I was introduced by the spokesman to each of them and he mentioned that the one sitting on my left was from Vanuabalavu, Lau, and the one on my right was from Namosi. The Namosi lad looked like the person who headed the Namosi soldiers who presented an apology to Commodore Bainimarama for their part in the 2000 coup. I do not know his name.

The other two soldiers were calling him Sir so I can only assume that he is a high ranking officer. Their spokesperson did not elaborate on the driver, who was also an indigenous Fijian.

They mentioned that they were also after Imrana Jaial, Virisila Buadromo and the rest of our pro-democracy youth group. Imrana's home is two houses away from mine and I told them to leave her family alone and that there was no point in going to Imrana's home since she was away overseas for business anyway.

The four soldiers were very friendly and we were even cracking some jokes on our way to the camp. They said that most of the soldiers were SDL supporters and that I shouldn't be afraid. I told them that even-though I helped with the SDL election campaign, I was totally against most of the things they came up with soon after the election and that I was not supporting SDL but was doing what I was doing not for the restoration of the SDL government but for the restoration of democracy and law and order in Fiji.

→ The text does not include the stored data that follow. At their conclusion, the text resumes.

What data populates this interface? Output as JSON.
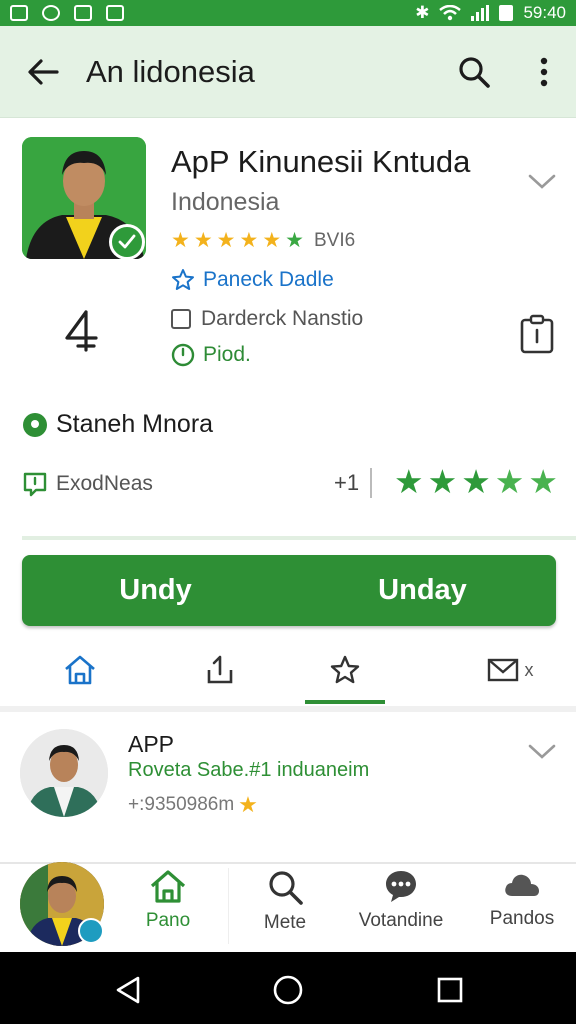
{
  "status_bar": {
    "time": "59:40"
  },
  "app_bar": {
    "title": "An lidonesia"
  },
  "app": {
    "name": "ApP Kinunesii Kntuda",
    "country": "Indonesia",
    "rating_text": "BVI6",
    "badge_label": "Paneck Dadle",
    "checkbox_label": "Darderck Nanstio",
    "status_label": "Piod.",
    "age_rating": "4"
  },
  "location": {
    "label": "Staneh Mnora"
  },
  "reviews": {
    "label": "ExodNeas",
    "count": "+1",
    "stars": 5
  },
  "install": {
    "button1": "Undy",
    "button2": "Unday"
  },
  "action_tabs": {
    "share_tab_suffix": "x"
  },
  "developer": {
    "name": "APP",
    "subtitle": "Roveta Sabe.#1 induaneim",
    "meta_text": "+:9350986m"
  },
  "bottom_nav": {
    "items": [
      {
        "label": "Pano"
      },
      {
        "label": "Mete"
      },
      {
        "label": "Votandine"
      },
      {
        "label": "Pandos"
      }
    ]
  },
  "colors": {
    "brand_green": "#2e8f35",
    "star_yellow": "#f3b21c",
    "link_blue": "#1a73c9"
  }
}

As we arrived at the camp, I was told to walk into a room situated on the left hand side of the main gate which I will call the guardhouse. The Namosi soldier gently requested that, I hand over my cap, Sony Ericsson mobile phone and Raymond Weil watch, which I did. They told me to sit awhile on a white plastic chair and after a few minutes, I was led into a passage way from where I was sitting and realized that they were cells. On my left, I noticed two young men asleep in the first cell in their underwear snoring and noticed another figure in the same cell but couldn't figure out whether it was a person as it was quite dark.

On my right, I noticed my business partner, Imraz lqbal, lying on his back on the cold cement in his red underwear. I greeted him before they locked me in the cell opposite Imraz's. After a few minutes, they opened the cell again and led me further down to the last cell where they locked me up again. The cell was darker than the one before. An indigenous Fijian soldier in civilian clothing came to me and started accusing me for talking against the army takeover. He ordered that the mattress I was sitting on be removed so that I could sit on the cold cement floor.

More indigenous Fijian soldiers walked over to my cell to peek with some saying their Bulas' while the others did not utter a word. Overall, the soldiers at the guard house were pleasant and not intimidating except for that gentleman who was angry about my pro‑democracy stand.

After about 20 minutes in the cell, the Namosi soldier came and freed me and asked if we could go together to get Pita Waqavonovono, another pro‑democracy advocate. He was very apologetic and told me that he was very sorry with all that was happening and the inconvenience it was causing.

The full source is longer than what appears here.